Abstract

Introduction: Exercise intolerance is attributed to cardiac and peripheral abnormalities in heart failure with preserved ejection fraction (HFpEF). However, no study has evaluated the relationships between hemodynamics, dyspnea and ventilatory response in HFpEF. Methods and Results: Subjects with invasively-diagnosed HFpEF (n = 50) and participants with dyspnea but no identifiable cardiac pathology (controls, n = 24) underwent invasive catheterization at rest and during exercise with simultaneous expired gas analysis and spiroergometry. Compared to controls, subjects with HFpEF displayed higher exercise pulmonary capillary wedge pressures (PCWP) and pulmonary artery pressures, greater Borg perceived dyspnea and fatigue scores, and increased respiratory rate relative to exercise intensity (Figure). Exercise PCWP was directly correlated with Borg dyspnea and effort scores (r = 0.31 and r = 0.39, both P < .01). The ratio of dead space ventilation to tidal volume (VD/VT) was greater in HFpEF during exercise (0.25 ± 0.09 vs. 0.33 ± 0.11, P = .002), and this was correlated with exercise PA pressures (r = 0.42, P = .0003).

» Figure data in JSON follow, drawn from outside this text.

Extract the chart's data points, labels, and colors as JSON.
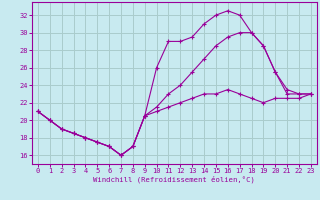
{
  "xlabel": "Windchill (Refroidissement éolien,°C)",
  "bg_color": "#c8eaf0",
  "grid_color": "#aacccc",
  "line_color": "#990099",
  "xlim": [
    -0.5,
    23.5
  ],
  "ylim": [
    15.0,
    33.5
  ],
  "yticks": [
    16,
    18,
    20,
    22,
    24,
    26,
    28,
    30,
    32
  ],
  "xticks": [
    0,
    1,
    2,
    3,
    4,
    5,
    6,
    7,
    8,
    9,
    10,
    11,
    12,
    13,
    14,
    15,
    16,
    17,
    18,
    19,
    20,
    21,
    22,
    23
  ],
  "series1_x": [
    0,
    1,
    2,
    3,
    4,
    5,
    6,
    7,
    8,
    9,
    10,
    11,
    12,
    13,
    14,
    15,
    16,
    17,
    18,
    19,
    20,
    21,
    22,
    23
  ],
  "series1_y": [
    21.0,
    20.0,
    19.0,
    18.5,
    18.0,
    17.5,
    17.0,
    16.0,
    17.0,
    20.5,
    26.0,
    29.0,
    29.0,
    29.5,
    31.0,
    32.0,
    32.5,
    32.0,
    30.0,
    28.5,
    25.5,
    23.0,
    23.0,
    23.0
  ],
  "series2_x": [
    0,
    1,
    2,
    3,
    4,
    5,
    6,
    7,
    8,
    9,
    10,
    11,
    12,
    13,
    14,
    15,
    16,
    17,
    18,
    19,
    20,
    21,
    22,
    23
  ],
  "series2_y": [
    21.0,
    20.0,
    19.0,
    18.5,
    18.0,
    17.5,
    17.0,
    16.0,
    17.0,
    20.5,
    21.0,
    21.5,
    22.0,
    22.5,
    23.0,
    23.0,
    23.5,
    23.0,
    22.5,
    22.0,
    22.5,
    22.5,
    22.5,
    23.0
  ],
  "series3_x": [
    0,
    1,
    2,
    3,
    4,
    5,
    6,
    7,
    8,
    9,
    10,
    11,
    12,
    13,
    14,
    15,
    16,
    17,
    18,
    19,
    20,
    21,
    22,
    23
  ],
  "series3_y": [
    21.0,
    20.0,
    19.0,
    18.5,
    18.0,
    17.5,
    17.0,
    16.0,
    17.0,
    20.5,
    21.5,
    23.0,
    24.0,
    25.5,
    27.0,
    28.5,
    29.5,
    30.0,
    30.0,
    28.5,
    25.5,
    23.5,
    23.0,
    23.0
  ]
}
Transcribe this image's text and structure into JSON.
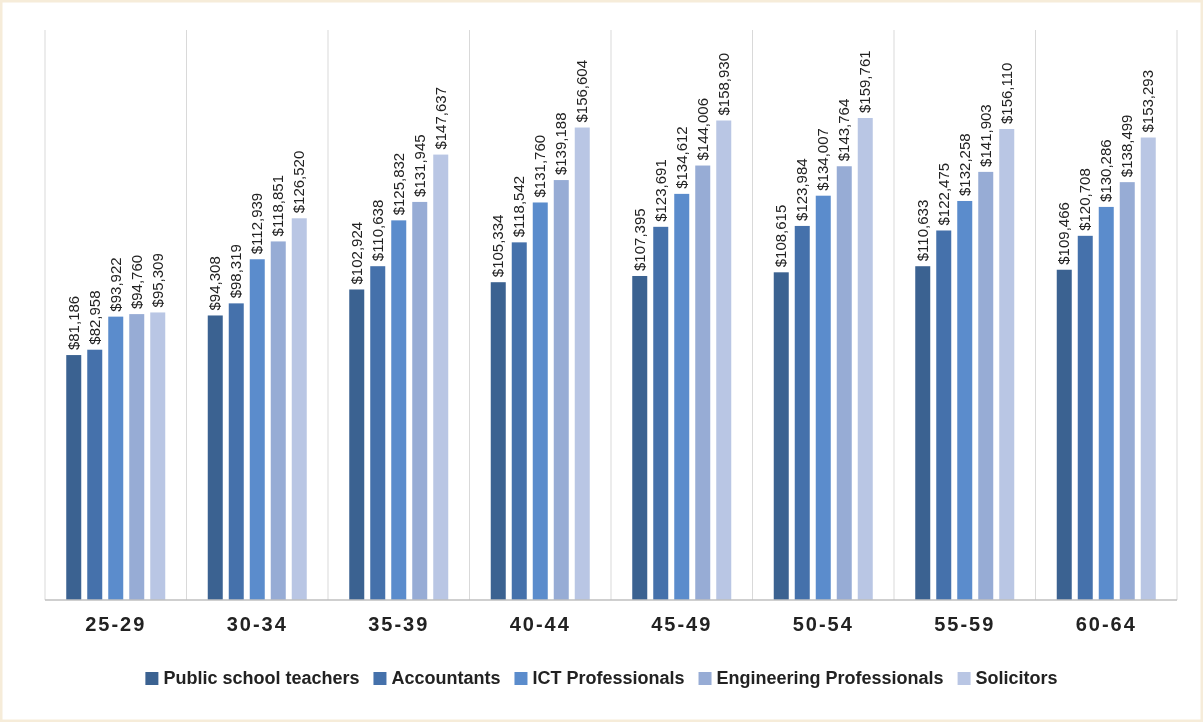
{
  "chart_data": {
    "type": "bar",
    "categories": [
      "25-29",
      "30-34",
      "35-39",
      "40-44",
      "45-49",
      "50-54",
      "55-59",
      "60-64"
    ],
    "series": [
      {
        "name": "Public school teachers",
        "color": "#3b6291",
        "values": [
          81186,
          94308,
          102924,
          105334,
          107395,
          108615,
          110633,
          109466
        ],
        "value_labels": [
          "$81,186",
          "$94,308",
          "$102,924",
          "$105,334",
          "$107,395",
          "$108,615",
          "$110,633",
          "$109,466"
        ]
      },
      {
        "name": "Accountants",
        "color": "#4571ab",
        "values": [
          82958,
          98319,
          110638,
          118542,
          123691,
          123984,
          122475,
          120708
        ],
        "value_labels": [
          "$82,958",
          "$98,319",
          "$110,638",
          "$118,542",
          "$123,691",
          "$123,984",
          "$122,475",
          "$120,708"
        ]
      },
      {
        "name": "ICT Professionals",
        "color": "#5b8ccc",
        "values": [
          93922,
          112939,
          125832,
          131760,
          134612,
          134007,
          132258,
          130286
        ],
        "value_labels": [
          "$93,922",
          "$112,939",
          "$125,832",
          "$131,760",
          "$134,612",
          "$134,007",
          "$132,258",
          "$130,286"
        ]
      },
      {
        "name": "Engineering Professionals",
        "color": "#97acd5",
        "values": [
          94760,
          118851,
          131945,
          139188,
          144006,
          143764,
          141903,
          138499
        ],
        "value_labels": [
          "$94,760",
          "$118,851",
          "$131,945",
          "$139,188",
          "$144,006",
          "$143,764",
          "$141,903",
          "$138,499"
        ]
      },
      {
        "name": "Solicitors",
        "color": "#b9c6e4",
        "values": [
          95309,
          126520,
          147637,
          156604,
          158930,
          159761,
          156110,
          153293
        ],
        "value_labels": [
          "$95,309",
          "$126,520",
          "$147,637",
          "$156,604",
          "$158,930",
          "$159,761",
          "$156,110",
          "$153,293"
        ]
      }
    ],
    "grid": "x",
    "legend": "bottom"
  }
}
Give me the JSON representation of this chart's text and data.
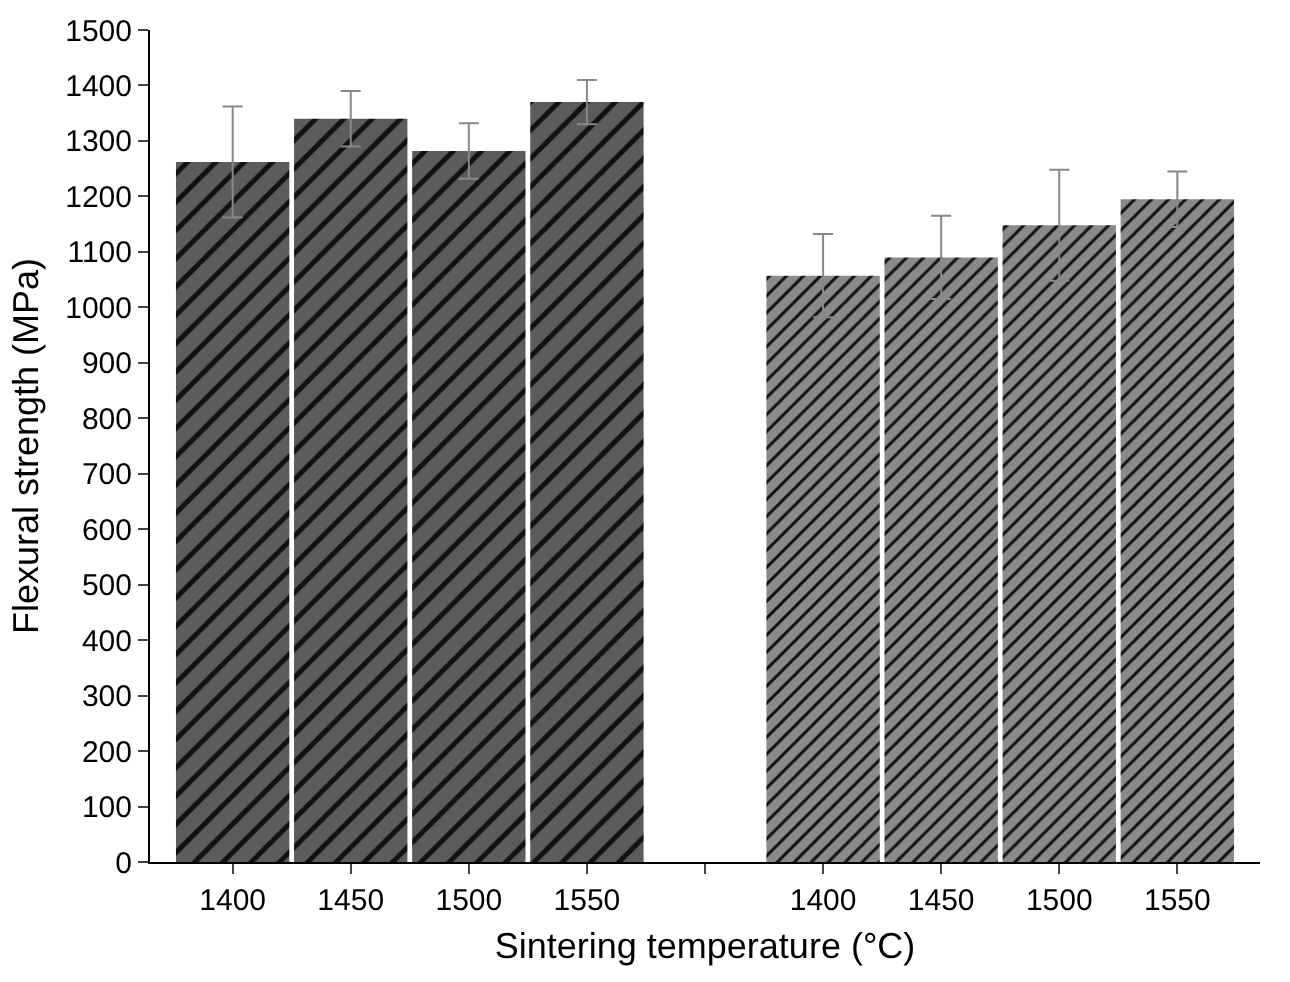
{
  "chart_data": {
    "type": "bar",
    "xlabel": "Sintering temperature (°C)",
    "ylabel": "Flexural strength (MPa)",
    "categories": [
      "1400",
      "1450",
      "1500",
      "1550",
      null,
      "1400",
      "1450",
      "1500",
      "1550"
    ],
    "series": [
      {
        "color": "#5c5c5c",
        "values": [
          1262,
          1340,
          1282,
          1370,
          null,
          null,
          null,
          null,
          null
        ],
        "errors": [
          100,
          50,
          50,
          40,
          null,
          null,
          null,
          null,
          null
        ]
      },
      {
        "color": "#8a8a8a",
        "values": [
          null,
          null,
          null,
          null,
          null,
          1057,
          1090,
          1148,
          1195
        ],
        "errors": [
          null,
          null,
          null,
          null,
          null,
          75,
          75,
          100,
          50
        ]
      }
    ],
    "ylim": [
      0,
      1500
    ],
    "yticks": [
      0,
      100,
      200,
      300,
      400,
      500,
      600,
      700,
      800,
      900,
      1000,
      1100,
      1200,
      1300,
      1400,
      1500
    ],
    "grid": false
  }
}
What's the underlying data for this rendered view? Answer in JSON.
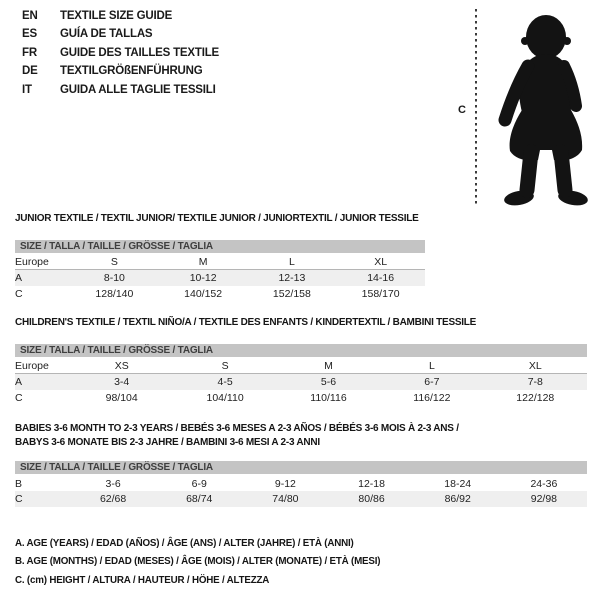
{
  "languages": [
    {
      "code": "EN",
      "title": "TEXTILE SIZE GUIDE"
    },
    {
      "code": "ES",
      "title": "GUÍA DE TALLAS"
    },
    {
      "code": "FR",
      "title": "GUIDE DES TAILLES TEXTILE"
    },
    {
      "code": "DE",
      "title": "TEXTILGRÖßENFÜHRUNG"
    },
    {
      "code": "IT",
      "title": "GUIDA ALLE TAGLIE TESSILI"
    }
  ],
  "figure": {
    "measure_label": "C",
    "illustration": "baby-silhouette"
  },
  "sections": [
    {
      "title_lines": [
        "JUNIOR TEXTILE / TEXTIL JUNIOR/ TEXTILE JUNIOR / JUNIORTEXTIL / JUNIOR TESSILE"
      ],
      "size_header": "SIZE / TALLA / TAILLE / GRÖSSE / TAGLIA",
      "europe_row": {
        "label": "Europe",
        "values": [
          "S",
          "M",
          "L",
          "XL"
        ]
      },
      "rows": [
        {
          "label": "A",
          "values": [
            "8-10",
            "10-12",
            "12-13",
            "14-16"
          ],
          "striped": true
        },
        {
          "label": "C",
          "values": [
            "128/140",
            "140/152",
            "152/158",
            "158/170"
          ],
          "striped": false
        }
      ]
    },
    {
      "title_lines": [
        "CHILDREN'S TEXTILE / TEXTIL NIÑO/A / TEXTILE DES ENFANTS / KINDERTEXTIL / BAMBINI TESSILE"
      ],
      "size_header": "SIZE / TALLA / TAILLE / GRÖSSE / TAGLIA",
      "europe_row": {
        "label": "Europe",
        "values": [
          "XS",
          "S",
          "M",
          "L",
          "XL"
        ]
      },
      "rows": [
        {
          "label": "A",
          "values": [
            "3-4",
            "4-5",
            "5-6",
            "6-7",
            "7-8"
          ],
          "striped": true
        },
        {
          "label": "C",
          "values": [
            "98/104",
            "104/110",
            "110/116",
            "116/122",
            "122/128"
          ],
          "striped": false
        }
      ]
    },
    {
      "title_lines": [
        "BABIES 3-6 MONTH TO 2-3 YEARS / BEBÉS 3-6 MESES A 2-3 AÑOS / BÉBÉS 3-6 MOIS À 2-3 ANS /",
        "BABYS 3-6 MONATE BIS 2-3 JAHRE / BAMBINI 3-6 MESI A 2-3 ANNI"
      ],
      "size_header": "SIZE / TALLA / TAILLE / GRÖSSE / TAGLIA",
      "europe_row": null,
      "rows": [
        {
          "label": "B",
          "values": [
            "3-6",
            "6-9",
            "9-12",
            "12-18",
            "18-24",
            "24-36"
          ],
          "striped": false
        },
        {
          "label": "C",
          "values": [
            "62/68",
            "68/74",
            "74/80",
            "80/86",
            "86/92",
            "92/98"
          ],
          "striped": true
        }
      ]
    }
  ],
  "legend": [
    "A. AGE (YEARS) / EDAD (AÑOS) / ÂGE (ANS) / ALTER (JAHRE) / ETÀ (ANNI)",
    "B. AGE (MONTHS) / EDAD (MESES) / ÂGE (MOIS) / ALTER (MONATE) / ETÀ (MESI)",
    "C. (cm) HEIGHT / ALTURA / HAUTEUR / HÖHE / ALTEZZA"
  ],
  "colors": {
    "size_bar_bg": "#c4c4c4",
    "stripe_bg": "#efefef",
    "header_border": "#b5b5b5",
    "ink": "#1a1a1a",
    "silhouette": "#131313"
  }
}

Compared to controls, HFpEF subjects displayed lower increase in VT during peak exercise (ΔVT 831 ± 464 vs. 454 ± 233 ml, P = .001). Peak VT was inversely correlated with exercise PCWP (r = −0.38, P = .0007). Peak VO2 was markedly impaired in HFpEF subjects (8.1 ± 2.4 vs. 14.2 ± 4.0 ml/kg/min, P < .0001) and varied inversely with exercise PCWP (r = −0.65, P < .0001). Conclusions: Central hemodynamic derangements that develop during exercise in people with HFpEF are correlated with subjective symptoms of dyspnea, impaired tidal volume reserve, and increased dead space ventilation relative to tidal volume, supporting the relevance of central hemodynamics as a key mediator of disability in HFpEF and important therapeutic target.